Aller au contenu

Aller à la table des matières

BIOGRAPHIE

J’ai appris à devenir « toutes choses pour des gens de toutes sortes »

J’ai appris à devenir « toutes choses pour des gens de toutes sortes »

« Si tu te fais baptiser, je te quitte ! » C’est par ces mots que mon père a menacé ma mère en 1941. Mais elle s’est fait baptiser quand même. Comme promis, mon père l’a quittée. Je n’avais que huit ans à cette époque.

AVANT que tout cela arrive, la vérité m’avait déjà touché, grâce à des publications bibliques que ma mère avait reçues. Ces publications me plaisaient beaucoup, surtout leurs images. Mon père n’avait jamais voulu que ma mère me parle de ce qu’elle apprenait. Mais comme j’étais curieux et que je lui posais des questions, elle m’avait enseigné la Bible quand mon père n’était pas à la maison. Résultat ? J’ai décidé moi aussi d’offrir ma vie à Jéhovah. Je me suis fait baptiser à Blackpool (Angleterre) en 1943. J’avais dix ans.

JE COMMENCE À SERVIR JÉHOVAH

À partir de ce moment-​là, ma mère et moi sommes régulièrement allés prêcher ensemble. Nous utilisions des phonographes. Ils étaient gros et lourds : presque cinq kilos. Difficile pour un jeune garçon comme moi d’en porter un !

À 14 ans, je voulais déjà être pionnier. Ma mère m’a dit d’en parler d’abord au serviteur des frères (on dit aujourd’hui « surveillant de circonscription »). Il m’a conseillé de commencer par apprendre un métier qui me permettrait de gagner ma vie quand je serais pionnier. C’est ce que j’ai fait. Deux ans plus tard, j’ai demandé à être pionnier à un autre surveillant de circonscription. Il m’a dit : « Vas-​y, fonce ! »

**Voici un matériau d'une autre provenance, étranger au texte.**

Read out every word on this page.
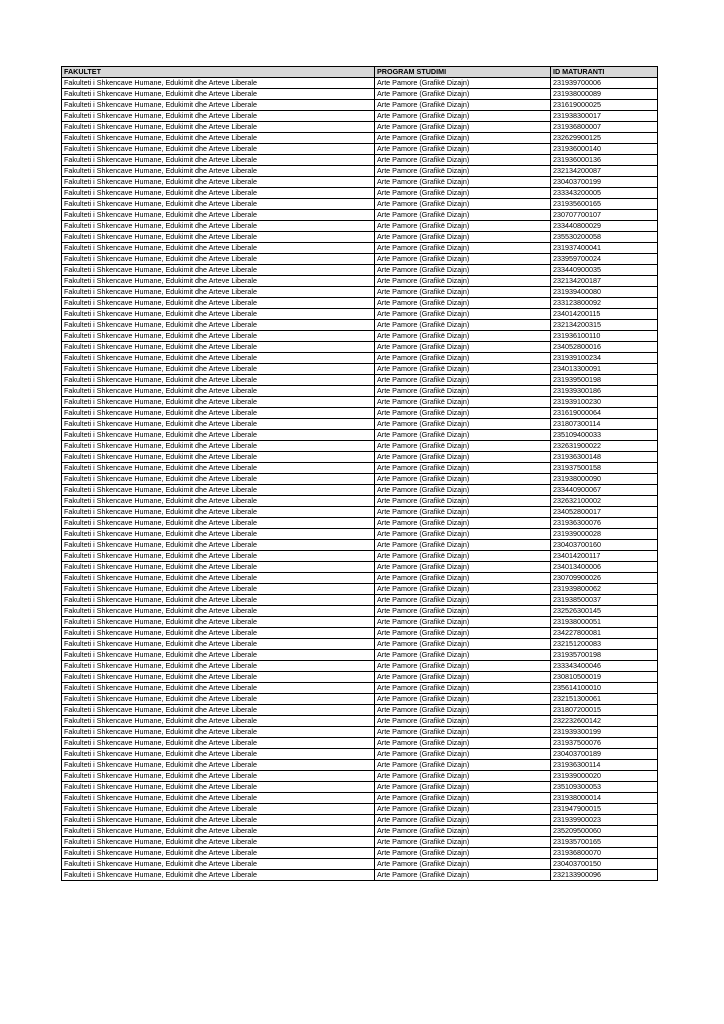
FAKULTET	PROGRAM STUDIMI	ID MATURANTI
Fakulteti i Shkencave Humane, Edukimit dhe Arteve Liberale	Arte Pamore (Grafikë Dizajn)	231939700006
Fakulteti i Shkencave Humane, Edukimit dhe Arteve Liberale	Arte Pamore (Grafikë Dizajn)	231938000089
Fakulteti i Shkencave Humane, Edukimit dhe Arteve Liberale	Arte Pamore (Grafikë Dizajn)	231619000025
Fakulteti i Shkencave Humane, Edukimit dhe Arteve Liberale	Arte Pamore (Grafikë Dizajn)	231938300017
Fakulteti i Shkencave Humane, Edukimit dhe Arteve Liberale	Arte Pamore (Grafikë Dizajn)	231936800007
Fakulteti i Shkencave Humane, Edukimit dhe Arteve Liberale	Arte Pamore (Grafikë Dizajn)	232629900125
Fakulteti i Shkencave Humane, Edukimit dhe Arteve Liberale	Arte Pamore (Grafikë Dizajn)	231936000140
Fakulteti i Shkencave Humane, Edukimit dhe Arteve Liberale	Arte Pamore (Grafikë Dizajn)	231936000136
Fakulteti i Shkencave Humane, Edukimit dhe Arteve Liberale	Arte Pamore (Grafikë Dizajn)	232134200087
Fakulteti i Shkencave Humane, Edukimit dhe Arteve Liberale	Arte Pamore (Grafikë Dizajn)	230403700199
Fakulteti i Shkencave Humane, Edukimit dhe Arteve Liberale	Arte Pamore (Grafikë Dizajn)	233343200005
Fakulteti i Shkencave Humane, Edukimit dhe Arteve Liberale	Arte Pamore (Grafikë Dizajn)	231935600165
Fakulteti i Shkencave Humane, Edukimit dhe Arteve Liberale	Arte Pamore (Grafikë Dizajn)	230707700107
Fakulteti i Shkencave Humane, Edukimit dhe Arteve Liberale	Arte Pamore (Grafikë Dizajn)	233440800029
Fakulteti i Shkencave Humane, Edukimit dhe Arteve Liberale	Arte Pamore (Grafikë Dizajn)	235530200058
Fakulteti i Shkencave Humane, Edukimit dhe Arteve Liberale	Arte Pamore (Grafikë Dizajn)	231937400041
Fakulteti i Shkencave Humane, Edukimit dhe Arteve Liberale	Arte Pamore (Grafikë Dizajn)	233959700024
Fakulteti i Shkencave Humane, Edukimit dhe Arteve Liberale	Arte Pamore (Grafikë Dizajn)	233440900035
Fakulteti i Shkencave Humane, Edukimit dhe Arteve Liberale	Arte Pamore (Grafikë Dizajn)	232134200187
Fakulteti i Shkencave Humane, Edukimit dhe Arteve Liberale	Arte Pamore (Grafikë Dizajn)	231939400080
Fakulteti i Shkencave Humane, Edukimit dhe Arteve Liberale	Arte Pamore (Grafikë Dizajn)	233123800092
Fakulteti i Shkencave Humane, Edukimit dhe Arteve Liberale	Arte Pamore (Grafikë Dizajn)	234014200115
Fakulteti i Shkencave Humane, Edukimit dhe Arteve Liberale	Arte Pamore (Grafikë Dizajn)	232134200315
Fakulteti i Shkencave Humane, Edukimit dhe Arteve Liberale	Arte Pamore (Grafikë Dizajn)	231936100110
Fakulteti i Shkencave Humane, Edukimit dhe Arteve Liberale	Arte Pamore (Grafikë Dizajn)	234052800016
Fakulteti i Shkencave Humane, Edukimit dhe Arteve Liberale	Arte Pamore (Grafikë Dizajn)	231939100234
Fakulteti i Shkencave Humane, Edukimit dhe Arteve Liberale	Arte Pamore (Grafikë Dizajn)	234013300091
Fakulteti i Shkencave Humane, Edukimit dhe Arteve Liberale	Arte Pamore (Grafikë Dizajn)	231939500198
Fakulteti i Shkencave Humane, Edukimit dhe Arteve Liberale	Arte Pamore (Grafikë Dizajn)	231939300186
Fakulteti i Shkencave Humane, Edukimit dhe Arteve Liberale	Arte Pamore (Grafikë Dizajn)	231939100230
Fakulteti i Shkencave Humane, Edukimit dhe Arteve Liberale	Arte Pamore (Grafikë Dizajn)	231619000064
Fakulteti i Shkencave Humane, Edukimit dhe Arteve Liberale	Arte Pamore (Grafikë Dizajn)	231807300114
Fakulteti i Shkencave Humane, Edukimit dhe Arteve Liberale	Arte Pamore (Grafikë Dizajn)	235109400033
Fakulteti i Shkencave Humane, Edukimit dhe Arteve Liberale	Arte Pamore (Grafikë Dizajn)	232631900022
Fakulteti i Shkencave Humane, Edukimit dhe Arteve Liberale	Arte Pamore (Grafikë Dizajn)	231936300148
Fakulteti i Shkencave Humane, Edukimit dhe Arteve Liberale	Arte Pamore (Grafikë Dizajn)	231937500158
Fakulteti i Shkencave Humane, Edukimit dhe Arteve Liberale	Arte Pamore (Grafikë Dizajn)	231938000090
Fakulteti i Shkencave Humane, Edukimit dhe Arteve Liberale	Arte Pamore (Grafikë Dizajn)	233440900067
Fakulteti i Shkencave Humane, Edukimit dhe Arteve Liberale	Arte Pamore (Grafikë Dizajn)	232632100002
Fakulteti i Shkencave Humane, Edukimit dhe Arteve Liberale	Arte Pamore (Grafikë Dizajn)	234052800017
Fakulteti i Shkencave Humane, Edukimit dhe Arteve Liberale	Arte Pamore (Grafikë Dizajn)	231936300076
Fakulteti i Shkencave Humane, Edukimit dhe Arteve Liberale	Arte Pamore (Grafikë Dizajn)	231939000028
Fakulteti i Shkencave Humane, Edukimit dhe Arteve Liberale	Arte Pamore (Grafikë Dizajn)	230403700160
Fakulteti i Shkencave Humane, Edukimit dhe Arteve Liberale	Arte Pamore (Grafikë Dizajn)	234014200117
Fakulteti i Shkencave Humane, Edukimit dhe Arteve Liberale	Arte Pamore (Grafikë Dizajn)	234013400006
Fakulteti i Shkencave Humane, Edukimit dhe Arteve Liberale	Arte Pamore (Grafikë Dizajn)	230709900026
Fakulteti i Shkencave Humane, Edukimit dhe Arteve Liberale	Arte Pamore (Grafikë Dizajn)	231939800062
Fakulteti i Shkencave Humane, Edukimit dhe Arteve Liberale	Arte Pamore (Grafikë Dizajn)	231938500037
Fakulteti i Shkencave Humane, Edukimit dhe Arteve Liberale	Arte Pamore (Grafikë Dizajn)	232526300145
Fakulteti i Shkencave Humane, Edukimit dhe Arteve Liberale	Arte Pamore (Grafikë Dizajn)	231938000051
Fakulteti i Shkencave Humane, Edukimit dhe Arteve Liberale	Arte Pamore (Grafikë Dizajn)	234227800081
Fakulteti i Shkencave Humane, Edukimit dhe Arteve Liberale	Arte Pamore (Grafikë Dizajn)	232151200083
Fakulteti i Shkencave Humane, Edukimit dhe Arteve Liberale	Arte Pamore (Grafikë Dizajn)	231935700198
Fakulteti i Shkencave Humane, Edukimit dhe Arteve Liberale	Arte Pamore (Grafikë Dizajn)	233343400046
Fakulteti i Shkencave Humane, Edukimit dhe Arteve Liberale	Arte Pamore (Grafikë Dizajn)	230810500019
Fakulteti i Shkencave Humane, Edukimit dhe Arteve Liberale	Arte Pamore (Grafikë Dizajn)	235614100010
Fakulteti i Shkencave Humane, Edukimit dhe Arteve Liberale	Arte Pamore (Grafikë Dizajn)	232151300061
Fakulteti i Shkencave Humane, Edukimit dhe Arteve Liberale	Arte Pamore (Grafikë Dizajn)	231807200015
Fakulteti i Shkencave Humane, Edukimit dhe Arteve Liberale	Arte Pamore (Grafikë Dizajn)	232232600142
Fakulteti i Shkencave Humane, Edukimit dhe Arteve Liberale	Arte Pamore (Grafikë Dizajn)	231939300199
Fakulteti i Shkencave Humane, Edukimit dhe Arteve Liberale	Arte Pamore (Grafikë Dizajn)	231937500076
Fakulteti i Shkencave Humane, Edukimit dhe Arteve Liberale	Arte Pamore (Grafikë Dizajn)	230403700189
Fakulteti i Shkencave Humane, Edukimit dhe Arteve Liberale	Arte Pamore (Grafikë Dizajn)	231936300114
Fakulteti i Shkencave Humane, Edukimit dhe Arteve Liberale	Arte Pamore (Grafikë Dizajn)	231939000020
Fakulteti i Shkencave Humane, Edukimit dhe Arteve Liberale	Arte Pamore (Grafikë Dizajn)	235109300053
Fakulteti i Shkencave Humane, Edukimit dhe Arteve Liberale	Arte Pamore (Grafikë Dizajn)	231938000014
Fakulteti i Shkencave Humane, Edukimit dhe Arteve Liberale	Arte Pamore (Grafikë Dizajn)	231947900015
Fakulteti i Shkencave Humane, Edukimit dhe Arteve Liberale	Arte Pamore (Grafikë Dizajn)	231939900023
Fakulteti i Shkencave Humane, Edukimit dhe Arteve Liberale	Arte Pamore (Grafikë Dizajn)	235209500060
Fakulteti i Shkencave Humane, Edukimit dhe Arteve Liberale	Arte Pamore (Grafikë Dizajn)	231935700165
Fakulteti i Shkencave Humane, Edukimit dhe Arteve Liberale	Arte Pamore (Grafikë Dizajn)	231936800070
Fakulteti i Shkencave Humane, Edukimit dhe Arteve Liberale	Arte Pamore (Grafikë Dizajn)	230403700150
Fakulteti i Shkencave Humane, Edukimit dhe Arteve Liberale	Arte Pamore (Grafikë Dizajn)	232133900096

Alors, en avril 1949, ma mère et moi nous sommes débarrassés de tous nos meubles, puis nous avons déménagé à Middleton, près de Manchester. C’est là que nous avons commencé le service de pionnier. Quatre mois plus tard, j’ai choisi un compagnon de service. La filiale nous a proposé d’aller dans une congrégation qui venait d’être créée, à Irlam. Ma mère a continué son service de pionnier avec une sœur dans une autre congrégation.

Même si je n’avais que 17 ans, j’avais, avec mon compagnon de service, la responsabilité de diriger les réunions, parce que nous étions peu de frères capables dans notre nouvelle congrégation. Par la suite, j’ai été envoyé dans la congrégation de Buxton, qui avait peu de proclamateurs et avait besoin de renfort. Je pense que ces expériences m’ont préparé pour d’autres missions.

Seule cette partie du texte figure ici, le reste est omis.